After that, I can’t navigate the folders any more. the only way to get back into them is to reboot Windows. I tried this a couple times, and had my buddy Chan test it and he had the same experience. Today I tried something new though, I opened a jpeg instead of a Microsoft Office file (which is what I tried before) and it DID open. I opened several jpegs and they all worked. then I tried a Microsoft file and it locked it up again. Hmmm… I rebooted again, opened a jpeg, an AVI file in VLC, an MP3 in Windows Media player and all worked fine. then I tried a Word file and the party was over. I’ll send this all along to the Parallels guys, they like getting email from me, I’m sure of it! Seriously, they are very responsive to emails to help fix problems.

open source videos through bittorrent
On February 26th, show number 32, I told you about public domain movies available through Bit Torrent, the efficient way to do peer to peer file sharing. the site is called publicdomaintorrents.com. Well, last February I started downloading a Sherlock Holmes movie using Bit Torrent, and it just finished! now I don’t run BT all that often, maybe an hour a week on average, but still that’s a long time! This illustrates the power and the weakness of BT. The power is that when a lot of people want something, like to download a current TV show, it is a really efficient and quick way to get and share content. The weakness is that if there’s only one other guy offering it, it takes FOREVER!!! Oh well, now I can’t wait to watch the show! I love the idea of watching the 1946 movie Dressed to Kill on my video iPod! won’t that be awesome? Reminds me of the first song I ever downloaded from the internet – it was Shoo Fly Pie by Dinah Shore, and I downloaded it because my dad used to play it for me every time I got in his Cadillac – playing it on his 8 track tape player! Ask your mom what an 8 track player is, ok? I also have on my iPod Take Me Out to the Ballgame, sung by Edward Meeker, recorded originally on an Edison Cylinder which came into mass production in 1906!
edison cylinder from 1906

Enough of the history lesson, I think it’s time to wrap up this episode of the NosillaCast. Remember to run your backups this week, and please drop me an email at allison@podfeet.com and tell me what you think of the show, ask questions, make comments or just say hi! I just love all the great feedback I’m getting on the show, and questions being answered in the comments on the blog. Thanks for listening and stay subscribed!

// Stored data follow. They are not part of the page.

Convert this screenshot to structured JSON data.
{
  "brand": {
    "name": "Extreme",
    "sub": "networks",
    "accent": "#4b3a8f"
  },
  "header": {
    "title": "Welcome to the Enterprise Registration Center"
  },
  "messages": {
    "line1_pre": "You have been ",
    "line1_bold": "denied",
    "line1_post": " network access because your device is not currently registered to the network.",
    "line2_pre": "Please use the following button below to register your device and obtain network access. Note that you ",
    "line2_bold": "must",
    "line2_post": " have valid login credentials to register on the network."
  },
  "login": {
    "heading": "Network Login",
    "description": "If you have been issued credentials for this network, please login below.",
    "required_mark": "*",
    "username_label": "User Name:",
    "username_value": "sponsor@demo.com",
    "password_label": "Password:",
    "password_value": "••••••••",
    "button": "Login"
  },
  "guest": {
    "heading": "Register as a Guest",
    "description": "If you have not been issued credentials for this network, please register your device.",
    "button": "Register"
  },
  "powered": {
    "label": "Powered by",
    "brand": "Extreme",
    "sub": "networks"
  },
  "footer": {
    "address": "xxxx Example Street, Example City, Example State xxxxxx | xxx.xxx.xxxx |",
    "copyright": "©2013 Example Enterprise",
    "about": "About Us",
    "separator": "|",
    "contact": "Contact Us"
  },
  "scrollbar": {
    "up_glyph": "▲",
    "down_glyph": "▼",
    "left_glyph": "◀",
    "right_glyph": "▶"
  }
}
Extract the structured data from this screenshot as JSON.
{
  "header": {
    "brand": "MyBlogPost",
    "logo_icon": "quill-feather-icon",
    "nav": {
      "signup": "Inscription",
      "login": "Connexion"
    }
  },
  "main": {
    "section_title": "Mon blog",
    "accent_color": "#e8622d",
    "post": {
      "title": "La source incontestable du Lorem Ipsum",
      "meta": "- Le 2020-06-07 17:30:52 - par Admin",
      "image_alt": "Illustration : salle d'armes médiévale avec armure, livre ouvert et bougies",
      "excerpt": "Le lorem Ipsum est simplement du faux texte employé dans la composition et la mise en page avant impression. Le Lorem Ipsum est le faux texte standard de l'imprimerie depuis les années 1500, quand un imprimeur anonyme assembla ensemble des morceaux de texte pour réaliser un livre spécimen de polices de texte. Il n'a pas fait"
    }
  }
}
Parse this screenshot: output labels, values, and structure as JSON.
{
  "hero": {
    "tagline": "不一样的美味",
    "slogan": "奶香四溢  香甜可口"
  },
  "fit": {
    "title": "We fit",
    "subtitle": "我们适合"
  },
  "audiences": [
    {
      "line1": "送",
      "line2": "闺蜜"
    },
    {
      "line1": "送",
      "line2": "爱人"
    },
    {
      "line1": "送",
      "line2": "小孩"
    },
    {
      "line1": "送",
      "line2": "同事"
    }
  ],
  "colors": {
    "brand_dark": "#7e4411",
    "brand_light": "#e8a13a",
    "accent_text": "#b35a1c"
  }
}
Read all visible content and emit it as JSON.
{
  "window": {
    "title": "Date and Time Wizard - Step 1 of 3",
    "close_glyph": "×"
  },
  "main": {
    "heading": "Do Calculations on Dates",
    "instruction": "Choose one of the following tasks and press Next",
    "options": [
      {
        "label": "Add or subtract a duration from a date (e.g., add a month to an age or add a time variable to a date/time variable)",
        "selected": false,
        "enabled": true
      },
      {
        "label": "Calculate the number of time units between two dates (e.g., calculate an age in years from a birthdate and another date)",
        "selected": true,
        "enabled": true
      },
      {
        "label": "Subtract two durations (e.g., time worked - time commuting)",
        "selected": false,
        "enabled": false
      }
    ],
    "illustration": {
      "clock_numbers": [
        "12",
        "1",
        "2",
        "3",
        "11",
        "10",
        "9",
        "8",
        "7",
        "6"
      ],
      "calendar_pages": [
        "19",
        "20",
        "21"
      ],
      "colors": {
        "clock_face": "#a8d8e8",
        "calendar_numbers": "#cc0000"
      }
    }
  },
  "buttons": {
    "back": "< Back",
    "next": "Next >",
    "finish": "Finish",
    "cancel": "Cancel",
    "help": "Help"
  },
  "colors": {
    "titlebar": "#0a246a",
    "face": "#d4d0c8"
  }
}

2 thoughts on “NosillaCast 04/30/2006 Show #41

  1. Steve Harris - May 1, 2006

    Hmmm, a table editor would be tricky… it depends how I do it, I suppose… I’ll think about that one! ; )

  2. debbie T - May 4, 2006

    Concerning iWeb, I agree that it is a coding nightmare! Besides the fact that it uses the div tag incorrectly, and doesn’t use any proper heading, paragraph, or list tags, it also bloats the code with “inline” css. CSS should be kept in an external file.

    One purpose of coding your page to Web Standards is “separating content from presentation” – that means xhtml/html should be used for coding the structure of your page and CSS should be used for formatting, layout, design of your page.

    When you are viewing a standards-compliant page in Firefox (or any other compliant browser, like Opera), you can disable CSS and it will probably look very plain, and unformatted. You will be viewing just the “content” of the page. This ensures your page will display properly with not only any modern browser, but also on cell phones, PDAs, or screen readers.

    I enjoyed the podcast, Allison! Keep up the good work!